Ce n’est pas en multipliant les cadeaux aux patrons qu’on va résorber le chômage et mettre fin à la chute de l’emploi industriel
Les derniers chiffres de Pôle emploi font état d’une baisse sur trois mois consécutifs du nombre de demandeurs d’emploi dits de catégorie A, c’est-à-dire ceux qui n’ont pas travaillé, même pas une heure pendant le mois écoulé. Les effectifs de cette catégorie auront diminué de 110 000 depuis le mois de septembre. Cependant, 3,45 millions de personnes se trouvent encore dans cette catégorie au mois de novembre.
Le président de la République voit dans la baisse du nombre de demandeurs d’emploi de catégorie A, une « satisfaction du travail engagé ». Autrement dit, la « politique de l’offre » avec ses multiples cadeaux accordés aux entreprises (« pacte de responsabilité », CICE, « accords de compétitivité », loi El Khomri…) serait la bonne politique à suivre.

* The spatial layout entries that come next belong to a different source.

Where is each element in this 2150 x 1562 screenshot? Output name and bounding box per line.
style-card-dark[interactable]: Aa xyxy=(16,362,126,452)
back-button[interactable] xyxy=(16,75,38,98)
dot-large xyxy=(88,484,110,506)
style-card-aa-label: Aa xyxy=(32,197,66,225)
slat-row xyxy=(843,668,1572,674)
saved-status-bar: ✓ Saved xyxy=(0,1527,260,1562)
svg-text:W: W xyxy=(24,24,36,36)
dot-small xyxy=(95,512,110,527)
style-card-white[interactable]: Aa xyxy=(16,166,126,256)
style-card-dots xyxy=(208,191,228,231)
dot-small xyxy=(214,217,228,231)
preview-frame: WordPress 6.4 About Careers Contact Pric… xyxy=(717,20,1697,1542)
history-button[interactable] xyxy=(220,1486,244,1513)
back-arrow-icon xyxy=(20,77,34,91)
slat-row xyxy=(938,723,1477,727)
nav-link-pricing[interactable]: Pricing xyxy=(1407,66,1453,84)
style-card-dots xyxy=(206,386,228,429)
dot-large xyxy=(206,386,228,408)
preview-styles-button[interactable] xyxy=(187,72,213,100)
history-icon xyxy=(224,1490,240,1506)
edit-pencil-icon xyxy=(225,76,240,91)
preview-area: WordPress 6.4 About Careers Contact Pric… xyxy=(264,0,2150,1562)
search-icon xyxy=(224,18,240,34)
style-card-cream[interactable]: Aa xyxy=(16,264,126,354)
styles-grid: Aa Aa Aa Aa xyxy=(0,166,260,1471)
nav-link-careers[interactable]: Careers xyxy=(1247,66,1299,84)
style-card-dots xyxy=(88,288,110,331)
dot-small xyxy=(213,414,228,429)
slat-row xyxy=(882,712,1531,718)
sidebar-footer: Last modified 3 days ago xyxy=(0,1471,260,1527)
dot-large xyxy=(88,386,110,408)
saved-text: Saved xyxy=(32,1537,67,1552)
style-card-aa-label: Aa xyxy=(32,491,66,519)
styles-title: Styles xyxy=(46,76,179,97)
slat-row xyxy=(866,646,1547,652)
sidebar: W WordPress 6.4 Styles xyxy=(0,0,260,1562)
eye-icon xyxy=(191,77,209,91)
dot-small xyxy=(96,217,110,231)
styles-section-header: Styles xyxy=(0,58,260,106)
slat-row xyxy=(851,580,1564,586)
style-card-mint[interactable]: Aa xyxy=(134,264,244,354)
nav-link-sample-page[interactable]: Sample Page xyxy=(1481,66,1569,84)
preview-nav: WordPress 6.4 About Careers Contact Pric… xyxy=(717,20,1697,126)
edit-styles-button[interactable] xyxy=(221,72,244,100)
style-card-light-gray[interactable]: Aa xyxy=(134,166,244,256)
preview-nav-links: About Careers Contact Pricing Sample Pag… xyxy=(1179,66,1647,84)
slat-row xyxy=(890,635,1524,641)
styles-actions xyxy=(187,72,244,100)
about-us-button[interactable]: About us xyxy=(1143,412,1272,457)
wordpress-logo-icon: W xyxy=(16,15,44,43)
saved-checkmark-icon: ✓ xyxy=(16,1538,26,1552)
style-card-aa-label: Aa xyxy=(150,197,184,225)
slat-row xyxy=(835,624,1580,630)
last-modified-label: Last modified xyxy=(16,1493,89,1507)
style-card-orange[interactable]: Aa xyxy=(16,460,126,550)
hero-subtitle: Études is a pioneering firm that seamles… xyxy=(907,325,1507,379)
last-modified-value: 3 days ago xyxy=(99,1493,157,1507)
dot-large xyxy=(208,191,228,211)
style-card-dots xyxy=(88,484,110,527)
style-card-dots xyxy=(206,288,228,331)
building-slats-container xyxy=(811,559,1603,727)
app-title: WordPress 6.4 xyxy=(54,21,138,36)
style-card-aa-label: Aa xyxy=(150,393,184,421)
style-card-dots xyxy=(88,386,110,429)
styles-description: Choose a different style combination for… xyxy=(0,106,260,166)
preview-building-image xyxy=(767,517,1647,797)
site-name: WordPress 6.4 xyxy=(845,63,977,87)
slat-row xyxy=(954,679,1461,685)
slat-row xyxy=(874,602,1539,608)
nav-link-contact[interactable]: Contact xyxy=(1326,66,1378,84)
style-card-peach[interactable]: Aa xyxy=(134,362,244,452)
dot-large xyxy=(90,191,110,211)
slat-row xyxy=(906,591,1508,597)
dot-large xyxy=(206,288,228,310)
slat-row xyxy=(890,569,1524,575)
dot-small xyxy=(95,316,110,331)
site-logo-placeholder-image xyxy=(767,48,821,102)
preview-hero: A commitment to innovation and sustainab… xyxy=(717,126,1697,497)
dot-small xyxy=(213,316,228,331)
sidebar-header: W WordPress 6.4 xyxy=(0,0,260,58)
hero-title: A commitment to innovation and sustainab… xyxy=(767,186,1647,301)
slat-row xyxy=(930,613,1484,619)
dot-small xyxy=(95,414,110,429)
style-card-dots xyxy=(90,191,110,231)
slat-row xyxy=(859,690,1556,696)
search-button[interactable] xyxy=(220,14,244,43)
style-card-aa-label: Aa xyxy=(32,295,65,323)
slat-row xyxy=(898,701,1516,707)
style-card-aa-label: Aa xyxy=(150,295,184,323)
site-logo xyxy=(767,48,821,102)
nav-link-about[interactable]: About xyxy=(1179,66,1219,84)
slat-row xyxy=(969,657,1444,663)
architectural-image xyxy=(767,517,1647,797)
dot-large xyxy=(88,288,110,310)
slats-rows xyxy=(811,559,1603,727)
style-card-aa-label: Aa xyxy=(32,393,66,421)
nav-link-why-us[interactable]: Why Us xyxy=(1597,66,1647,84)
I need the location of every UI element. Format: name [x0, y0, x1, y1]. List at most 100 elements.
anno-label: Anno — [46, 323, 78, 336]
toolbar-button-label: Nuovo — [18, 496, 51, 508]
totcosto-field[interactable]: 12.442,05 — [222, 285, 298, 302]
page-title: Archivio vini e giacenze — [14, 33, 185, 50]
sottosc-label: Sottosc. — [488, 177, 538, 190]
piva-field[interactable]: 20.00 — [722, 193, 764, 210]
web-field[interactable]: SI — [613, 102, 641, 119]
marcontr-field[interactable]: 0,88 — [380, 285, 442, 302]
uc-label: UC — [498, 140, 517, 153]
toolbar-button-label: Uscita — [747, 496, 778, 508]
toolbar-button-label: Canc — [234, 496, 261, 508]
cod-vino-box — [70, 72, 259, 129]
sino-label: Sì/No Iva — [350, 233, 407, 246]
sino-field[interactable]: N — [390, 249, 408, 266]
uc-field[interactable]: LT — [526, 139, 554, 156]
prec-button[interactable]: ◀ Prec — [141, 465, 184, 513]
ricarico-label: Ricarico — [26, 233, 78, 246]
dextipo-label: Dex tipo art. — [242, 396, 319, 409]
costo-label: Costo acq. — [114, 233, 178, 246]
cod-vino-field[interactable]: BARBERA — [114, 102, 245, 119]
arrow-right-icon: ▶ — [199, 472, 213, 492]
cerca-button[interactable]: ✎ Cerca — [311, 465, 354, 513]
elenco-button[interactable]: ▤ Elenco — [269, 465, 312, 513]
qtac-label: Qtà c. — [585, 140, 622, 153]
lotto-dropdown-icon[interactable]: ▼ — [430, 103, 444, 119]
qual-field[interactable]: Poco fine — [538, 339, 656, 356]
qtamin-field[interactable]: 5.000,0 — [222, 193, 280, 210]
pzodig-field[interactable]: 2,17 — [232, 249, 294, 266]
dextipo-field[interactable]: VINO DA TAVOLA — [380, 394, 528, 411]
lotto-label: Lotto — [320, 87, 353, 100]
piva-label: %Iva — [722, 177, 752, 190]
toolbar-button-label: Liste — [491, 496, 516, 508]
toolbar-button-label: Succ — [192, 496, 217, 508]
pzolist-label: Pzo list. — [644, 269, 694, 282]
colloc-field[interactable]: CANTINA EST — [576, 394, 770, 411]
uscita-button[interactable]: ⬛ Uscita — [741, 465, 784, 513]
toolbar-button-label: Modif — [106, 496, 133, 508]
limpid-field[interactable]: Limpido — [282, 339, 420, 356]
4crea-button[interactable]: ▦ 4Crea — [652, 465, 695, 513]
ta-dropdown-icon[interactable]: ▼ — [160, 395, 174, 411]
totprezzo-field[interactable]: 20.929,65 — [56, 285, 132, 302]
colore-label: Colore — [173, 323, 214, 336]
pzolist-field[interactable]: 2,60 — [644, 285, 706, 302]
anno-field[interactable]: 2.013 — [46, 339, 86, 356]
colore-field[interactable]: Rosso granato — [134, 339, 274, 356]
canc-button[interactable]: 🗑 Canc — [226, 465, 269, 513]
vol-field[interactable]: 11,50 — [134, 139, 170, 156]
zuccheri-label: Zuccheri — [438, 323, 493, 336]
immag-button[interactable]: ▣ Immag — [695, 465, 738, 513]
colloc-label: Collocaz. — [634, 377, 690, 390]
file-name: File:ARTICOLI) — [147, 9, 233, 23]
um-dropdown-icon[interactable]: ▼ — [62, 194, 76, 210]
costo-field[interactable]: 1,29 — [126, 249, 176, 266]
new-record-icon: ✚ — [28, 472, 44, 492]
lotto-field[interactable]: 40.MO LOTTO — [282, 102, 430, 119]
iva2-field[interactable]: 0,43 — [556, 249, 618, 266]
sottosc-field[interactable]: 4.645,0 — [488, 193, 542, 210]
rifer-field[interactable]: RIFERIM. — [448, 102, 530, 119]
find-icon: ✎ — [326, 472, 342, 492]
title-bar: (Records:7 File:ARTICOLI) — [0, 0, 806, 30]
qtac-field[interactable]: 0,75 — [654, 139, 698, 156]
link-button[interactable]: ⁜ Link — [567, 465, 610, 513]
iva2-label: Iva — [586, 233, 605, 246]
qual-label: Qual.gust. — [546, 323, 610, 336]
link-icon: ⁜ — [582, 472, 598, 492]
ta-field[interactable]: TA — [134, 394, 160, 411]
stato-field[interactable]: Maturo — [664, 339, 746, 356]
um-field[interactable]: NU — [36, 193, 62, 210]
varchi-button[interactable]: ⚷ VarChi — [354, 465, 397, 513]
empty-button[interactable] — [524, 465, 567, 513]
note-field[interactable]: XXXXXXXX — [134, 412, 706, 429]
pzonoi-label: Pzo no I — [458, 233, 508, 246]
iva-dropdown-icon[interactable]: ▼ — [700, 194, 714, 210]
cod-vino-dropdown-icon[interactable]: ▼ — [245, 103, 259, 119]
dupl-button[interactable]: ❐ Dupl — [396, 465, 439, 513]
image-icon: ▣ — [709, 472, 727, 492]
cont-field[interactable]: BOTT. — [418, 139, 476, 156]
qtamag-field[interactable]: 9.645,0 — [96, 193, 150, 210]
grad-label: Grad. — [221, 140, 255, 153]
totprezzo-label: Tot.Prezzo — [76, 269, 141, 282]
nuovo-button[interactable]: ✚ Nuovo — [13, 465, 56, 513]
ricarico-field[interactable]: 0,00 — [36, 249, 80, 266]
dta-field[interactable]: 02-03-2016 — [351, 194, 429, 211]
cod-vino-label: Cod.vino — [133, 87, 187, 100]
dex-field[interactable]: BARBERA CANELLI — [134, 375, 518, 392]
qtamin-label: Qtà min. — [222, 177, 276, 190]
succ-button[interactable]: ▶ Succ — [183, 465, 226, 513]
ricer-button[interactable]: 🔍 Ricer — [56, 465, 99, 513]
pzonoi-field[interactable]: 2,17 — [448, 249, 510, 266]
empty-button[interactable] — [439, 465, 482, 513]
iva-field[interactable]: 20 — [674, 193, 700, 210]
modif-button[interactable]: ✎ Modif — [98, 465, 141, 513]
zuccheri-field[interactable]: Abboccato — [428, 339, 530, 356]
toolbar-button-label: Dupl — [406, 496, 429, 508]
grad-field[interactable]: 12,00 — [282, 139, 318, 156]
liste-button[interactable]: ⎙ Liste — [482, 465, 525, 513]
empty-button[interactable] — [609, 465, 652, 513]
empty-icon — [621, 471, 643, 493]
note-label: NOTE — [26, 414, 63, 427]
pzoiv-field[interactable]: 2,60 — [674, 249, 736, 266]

A l’appui de cette idée, M. Hollande ajoute : « Nous avons eu 240 000 créations nettes d’emplois depuis dix-sept mois ». Mais il omet deux faits majeurs : la chute de l’emploi industriel se poursuit et la précarité se développe.
En effet, chaque année des centaines de milliards d’euros d’aides sont accordés aux entreprises au nom de l’emploi et de la compétitivité. Et pourtant le compte n’y est pas. Ainsi, selon la Députée socialiste Karine Berger (France inter, 27 décembre 2016), les 40 milliards d’euros de dépensés chaque année au titre de pacte de compétitivité et de CICE n’ont pas donné de résultats à la hauteur des espérances. Selon elle, entre 100 000 et 150 000 auraient été créés grâce à ces mesures. Les chiffres avancés par la Députée sont optimistes eu égard aux rapports sur le CICE.Mais en admettant ces chiffres, le coût par emploi de ces mesures serait entre 270 000 et 400 000 par an. C’est trop cher payé pour des emplois dont une part importante est précaire.
La justification de la « politique de l’offre » promulguée par François Hollande et ses gouvernements risque de s’amplifier dans les prochains mois. Une publication récente de l’Insee intitulée « L’industrie manufacturière : une reprise de l’activité confirmée en 2015 » donne un avant-goût de cette nouvelle tactique. « En 2015, la production en volume de l’industrie manufacturière connaît un rebond en progressant de 1,7 %. Les flux internationaux s’intensifient et le déficit extérieur se réduit », peut-on lire dans cette publication.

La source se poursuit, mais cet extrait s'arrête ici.